In the mayoral election in November 2025 Justin Ferguson was elected with 61.98% of the vote against Lee Andreas(38.10%). Ferguson was a council member for 16 years. This election saw a 19.58% decline from the 2021 election with a voter turnout of 50.39%. Ferguson succeeded Greg DeBoer on January 1, 2026.

==List of mayors==
Since 1902, mayors have served four year terms. There have been 29 mayors of Big Timber. A dagger (†) indicates mayoralties cut short by death in office. The longest serving mayor of Big Timber is Harold Boe, who served in the office for 18 years. Meanwhile the shortest serving mayor was Douglas D. Lowry who was appointed to the office and served for only 4 months and 27 days.

| No. | Name (birth–death) | Term | Previous office |
|---|---|---|---|
| 1 | John F. Asbury | 1902-1911 |  |
| 2 | DH Marsh | 1912-April 1913 |  |
| 3 | J R Kaiserman | April 1913-1914 | Superintendent of the City Water and Electric Light Utilities |
| 4 | Ernest R Patterson (c. 1886-1943) | 1914-1915 |  |
| 5 | J A Elliot | 1915-July 1916 Resigned |  |
| 6 | Drura Claiborn (c. 1875–1959) | July 1916-July 1918 Resigned | Member of the Big Timber City Council |
| 7 | John A. Lowry (c. 1869–1939) | September 1918-May 1921 | Member of the Big Timber City Council |
| 8 | John A. Trower (c. 1886-1933) | May 1921-April 1927 |  |
| 9 | Albert P O'Leary 1st term (c. 1870-1935) | May 1927-1931 |  |
| 10 | Gilbert H. "Major" Goosey (c. 1872-1937) | 1931-1935 |  |
| 11 | Albert P O'Leary 2nd term (c. 1870-1935) | 1935-December 28, 1935(†) | 9th Mayor of Big Timber |
| 12 | O Nordstrom | January 1936-May 1945 |  |
| 13 | Harold Boe (c. 1894-1978) | 1945-1963 |  |
| 14 | H Klindt | 1963-1969 |  |
| 15 | Arthur L Schump (c. 1897-1997) | 1969-1973 |  |
| 16 | McLean "Mac" Clark (c. 1914-1982) | 1973-1977 |  |
| 17 | Oscar Stephens (c. 1905-1978) | 1977-April 30, 1978(†) | Member of the Big Timber City Council |
| 18 | Harold McLaughlan | May 1978-1982 | Member of the Big Timber City Council |
| 19 | John O. Drivdahl | 1982-1990 |  |
|  | Vacant | 1990-1993 |  |
| 20 | James A. Devenny 1st term (c. 1944-2020) | 1993-1998 |  |
| 21 | Gary Smart | 1998-April 30, 2001 Resigned |  |
| 22 | Tom Hanel (c. 1954/55-Present) | May 1, 2001-June 24, 2003 Resigned | Member of the Big Timber City Council |
| 23 | Douglas D. Lowry | August 4, 2003-December 31, 2003 Appointed to Fill Until End of Year | Member of the Big Timber City Council |
| 24 | James A. Devenny 2nd term (c. 1944-2020) | January 1, 2004-December 31, 2005 | 20th Mayor of Big Timber |
| 25 | Diana Taylor | January 1, 2006-December 31, 2009 |  |
| 26 | Mark Stephens | January 1, 2010-December 31, 2017 |  |
| 27 | Rolland Karlin | January 1, 2018-December 31, 2021 |  |
| 28 | Greg DeBoer (c. 1961/62-Present) | January 1, 2022-December 31, 2025 |  |
| 29 | Justin Ferguson (c. 1973-Present) | January 1, 2026-Present | Member of the Big Timber City Council |

==Arts and culture==
The Crazy Mountain Museum has a focus on the area history.

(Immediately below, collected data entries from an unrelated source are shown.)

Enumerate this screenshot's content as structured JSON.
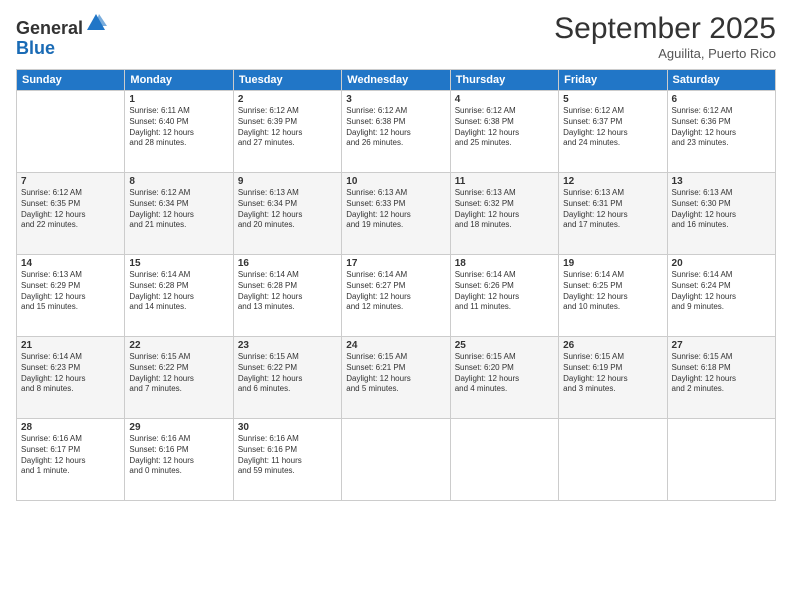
{
  "logo": {
    "general": "General",
    "blue": "Blue"
  },
  "title": "September 2025",
  "location": "Aguilita, Puerto Rico",
  "weekdays": [
    "Sunday",
    "Monday",
    "Tuesday",
    "Wednesday",
    "Thursday",
    "Friday",
    "Saturday"
  ],
  "weeks": [
    [
      {
        "day": "",
        "info": ""
      },
      {
        "day": "1",
        "info": "Sunrise: 6:11 AM\nSunset: 6:40 PM\nDaylight: 12 hours\nand 28 minutes."
      },
      {
        "day": "2",
        "info": "Sunrise: 6:12 AM\nSunset: 6:39 PM\nDaylight: 12 hours\nand 27 minutes."
      },
      {
        "day": "3",
        "info": "Sunrise: 6:12 AM\nSunset: 6:38 PM\nDaylight: 12 hours\nand 26 minutes."
      },
      {
        "day": "4",
        "info": "Sunrise: 6:12 AM\nSunset: 6:38 PM\nDaylight: 12 hours\nand 25 minutes."
      },
      {
        "day": "5",
        "info": "Sunrise: 6:12 AM\nSunset: 6:37 PM\nDaylight: 12 hours\nand 24 minutes."
      },
      {
        "day": "6",
        "info": "Sunrise: 6:12 AM\nSunset: 6:36 PM\nDaylight: 12 hours\nand 23 minutes."
      }
    ],
    [
      {
        "day": "7",
        "info": "Sunrise: 6:12 AM\nSunset: 6:35 PM\nDaylight: 12 hours\nand 22 minutes."
      },
      {
        "day": "8",
        "info": "Sunrise: 6:12 AM\nSunset: 6:34 PM\nDaylight: 12 hours\nand 21 minutes."
      },
      {
        "day": "9",
        "info": "Sunrise: 6:13 AM\nSunset: 6:34 PM\nDaylight: 12 hours\nand 20 minutes."
      },
      {
        "day": "10",
        "info": "Sunrise: 6:13 AM\nSunset: 6:33 PM\nDaylight: 12 hours\nand 19 minutes."
      },
      {
        "day": "11",
        "info": "Sunrise: 6:13 AM\nSunset: 6:32 PM\nDaylight: 12 hours\nand 18 minutes."
      },
      {
        "day": "12",
        "info": "Sunrise: 6:13 AM\nSunset: 6:31 PM\nDaylight: 12 hours\nand 17 minutes."
      },
      {
        "day": "13",
        "info": "Sunrise: 6:13 AM\nSunset: 6:30 PM\nDaylight: 12 hours\nand 16 minutes."
      }
    ],
    [
      {
        "day": "14",
        "info": "Sunrise: 6:13 AM\nSunset: 6:29 PM\nDaylight: 12 hours\nand 15 minutes."
      },
      {
        "day": "15",
        "info": "Sunrise: 6:14 AM\nSunset: 6:28 PM\nDaylight: 12 hours\nand 14 minutes."
      },
      {
        "day": "16",
        "info": "Sunrise: 6:14 AM\nSunset: 6:28 PM\nDaylight: 12 hours\nand 13 minutes."
      },
      {
        "day": "17",
        "info": "Sunrise: 6:14 AM\nSunset: 6:27 PM\nDaylight: 12 hours\nand 12 minutes."
      },
      {
        "day": "18",
        "info": "Sunrise: 6:14 AM\nSunset: 6:26 PM\nDaylight: 12 hours\nand 11 minutes."
      },
      {
        "day": "19",
        "info": "Sunrise: 6:14 AM\nSunset: 6:25 PM\nDaylight: 12 hours\nand 10 minutes."
      },
      {
        "day": "20",
        "info": "Sunrise: 6:14 AM\nSunset: 6:24 PM\nDaylight: 12 hours\nand 9 minutes."
      }
    ],
    [
      {
        "day": "21",
        "info": "Sunrise: 6:14 AM\nSunset: 6:23 PM\nDaylight: 12 hours\nand 8 minutes."
      },
      {
        "day": "22",
        "info": "Sunrise: 6:15 AM\nSunset: 6:22 PM\nDaylight: 12 hours\nand 7 minutes."
      },
      {
        "day": "23",
        "info": "Sunrise: 6:15 AM\nSunset: 6:22 PM\nDaylight: 12 hours\nand 6 minutes."
      },
      {
        "day": "24",
        "info": "Sunrise: 6:15 AM\nSunset: 6:21 PM\nDaylight: 12 hours\nand 5 minutes."
      },
      {
        "day": "25",
        "info": "Sunrise: 6:15 AM\nSunset: 6:20 PM\nDaylight: 12 hours\nand 4 minutes."
      },
      {
        "day": "26",
        "info": "Sunrise: 6:15 AM\nSunset: 6:19 PM\nDaylight: 12 hours\nand 3 minutes."
      },
      {
        "day": "27",
        "info": "Sunrise: 6:15 AM\nSunset: 6:18 PM\nDaylight: 12 hours\nand 2 minutes."
      }
    ],
    [
      {
        "day": "28",
        "info": "Sunrise: 6:16 AM\nSunset: 6:17 PM\nDaylight: 12 hours\nand 1 minute."
      },
      {
        "day": "29",
        "info": "Sunrise: 6:16 AM\nSunset: 6:16 PM\nDaylight: 12 hours\nand 0 minutes."
      },
      {
        "day": "30",
        "info": "Sunrise: 6:16 AM\nSunset: 6:16 PM\nDaylight: 11 hours\nand 59 minutes."
      },
      {
        "day": "",
        "info": ""
      },
      {
        "day": "",
        "info": ""
      },
      {
        "day": "",
        "info": ""
      },
      {
        "day": "",
        "info": ""
      }
    ]
  ]
}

In addition to the indoor displays there are outdoor replicas, including a homestead cabin from Swedish settlers to the area, and a large garden based on plant descriptions from the Lewis and Clark Expedition.

Carnegie Public Library serves the Big Timber area.

==Infrastructure==
Insterstate 90 passes to the south of Big Timber while U.S. Route 191 runs directly through town.

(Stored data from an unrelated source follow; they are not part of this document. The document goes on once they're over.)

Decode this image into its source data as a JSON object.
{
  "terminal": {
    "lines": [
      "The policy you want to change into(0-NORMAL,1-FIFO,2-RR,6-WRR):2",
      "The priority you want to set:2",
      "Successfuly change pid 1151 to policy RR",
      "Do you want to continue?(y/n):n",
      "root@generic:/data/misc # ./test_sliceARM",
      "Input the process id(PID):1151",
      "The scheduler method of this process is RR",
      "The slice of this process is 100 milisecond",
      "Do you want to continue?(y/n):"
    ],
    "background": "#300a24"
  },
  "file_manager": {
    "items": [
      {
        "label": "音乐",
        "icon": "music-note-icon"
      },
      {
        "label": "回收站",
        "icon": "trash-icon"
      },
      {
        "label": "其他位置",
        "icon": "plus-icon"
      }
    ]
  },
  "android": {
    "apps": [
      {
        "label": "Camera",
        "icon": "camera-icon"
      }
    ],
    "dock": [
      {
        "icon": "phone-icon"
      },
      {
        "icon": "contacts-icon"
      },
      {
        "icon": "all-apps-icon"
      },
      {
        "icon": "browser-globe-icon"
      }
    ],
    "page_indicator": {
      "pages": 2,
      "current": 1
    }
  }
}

Big Timber Airport is a public use airport located 3 miles southwest of town.

Intercity bus service to the city is provided by Jefferson Lines.

==Education==
Sweet Grass County High School provides public high school education in Big Timber. They are known as the Sheepherders.

==Media==
The local newspaper is the Big Timber Pioneer. It is published weekly.

A satellite of Yellowstone Public Radio, KYPB, is licensed in Big Timber.